DKIM needs a public/private keypaid

# dkim-genkey -b 1024 -d hawaga.org.uk -s hampshire

-s specifies a selector name. This is a fairly arbitrary identifier used to identify this keypair, because a domain can have multiple keypairs (for example, one per mail server). In the hawaga.org.uk domain, I seem to use names of English counties.

# ls
hampshire.private  hampshire.txt
# cat hampshire.txt
hampshire._domainkey IN TXT "v=DKIM1; g=*; k=rsa; p=MIGfMA0GCSqGSIb3DQEBAQUAA4GNADCBiQKBgQDUP+5f0nEWyYICxr8rLN8xannlteBg4WF2Fat/MS8CiAa1lE2wgvhKYJJD/ydJ//5B9fBZAwSXTAq2ZCQYIfRf985Yip0BK80ECTlOunaSnMY/4/RzmkXGpndJaHIFqmSWDhML1yBP6W6owJDXIPDCAbV80kd5Z5aAkv8518lk+wIDAQAB" ; ----- DKIM hampshire for hawaga.org.uk

That .txt file is a DNS record to install under hawaga.org.uk. When you've installed it, you can check with:
dig -t txt hampshire._domainkey.hawaga.org.uk @localhost

That's the public key installed. Now the private key.

In /etc/dkim-filter.conf:

Domain hawaga.org.uk
KeyFile /etc/mail/hampshire.private
Selector hampshire

# /etc/init.d/dkim-filter restart

Now send out some mail to some other account.
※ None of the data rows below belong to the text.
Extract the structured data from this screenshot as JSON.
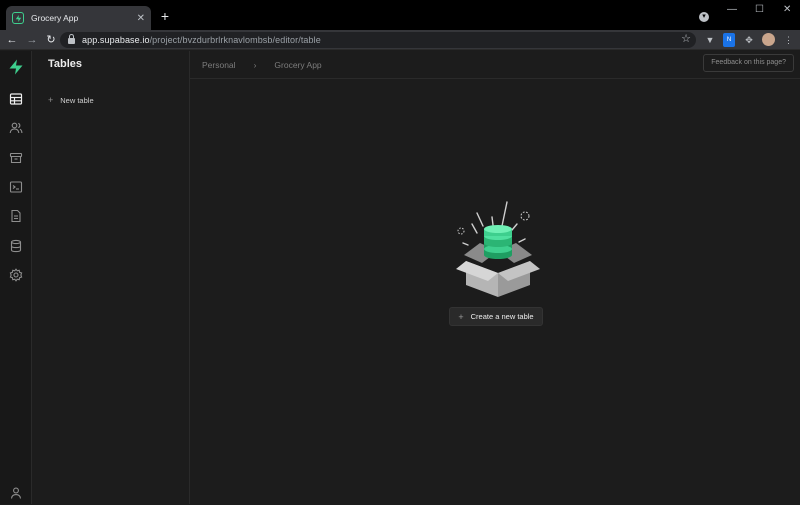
{
  "browser": {
    "tab_title": "Grocery App",
    "tab_close": "✕",
    "new_tab": "+",
    "url_host": "app.supabase.io",
    "url_path": "/project/bvzdurbrlrknavlombsb/editor/table",
    "window_controls": [
      "—",
      "☐",
      "✕"
    ]
  },
  "sidebar": {
    "title": "Tables",
    "new_table_label": "New table"
  },
  "rail": {
    "icons": [
      "table-editor-icon",
      "users-icon",
      "storage-icon",
      "sql-terminal-icon",
      "docs-icon",
      "database-icon",
      "settings-icon",
      "account-icon"
    ],
    "brand_color": "#3ecf8e"
  },
  "header": {
    "breadcrumb_org": "Personal",
    "breadcrumb_sep": "›",
    "breadcrumb_project": "Grocery App",
    "feedback_label": "Feedback on this page?"
  },
  "empty_state": {
    "create_label": "Create a new table",
    "accent_color": "#3ecf8e"
  }
}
It should have a DKIM signature header added like this:

DKIM-Signature: v=1; a=rsa-sha256; c=simple/simple; d=hawaga.org.uk;
 s=hampshire; t=1328349841;
 bh=hGo8Oadbgx3cVNwLr3hGDRfMX5LwWwXuz2PzqEowx0I=;
 h=Date:From:To:Subject:Message-ID:MIME-Version:Content-Type;
 b=oBeSDSzxz7/awSnxuos6jyJuBoYH2MbiB3HDpbZfLQnTTdEJdx2WD0ubSVAaKAJmV
  ma5xuSaNGeS7X3Xg49obL6nWA89tiOeVAq9FO+7NP+v2DmUPFxEYkLeQJUANYKzAw/
  r8ag9XnbRkxvY+J/rrmeaAjJdnfgUQlKSHlV5CWE=

... and if that other account happens to do DKIM verification, you should see its version of:

Authentication-Results: paella.hawaga.org.uk; dkim=pass (1024-bit key) header.i=@hawaga.org.uk

03 February, 2012

yubikey for encryption, not verification, passwords

I previously mentioned that my yubikey has a mode where it can enter a 64 character fixed string. I've been regarding that as useful in systems that are too closed to support HOTP. But I just realised that they also have a more "sensible" use on systems that due to more fundamental technical reasons cannot have a changing password - where that password is used to actually encrypt data, rather than being verified against an expected password - for example, GPG or encrypted home directories.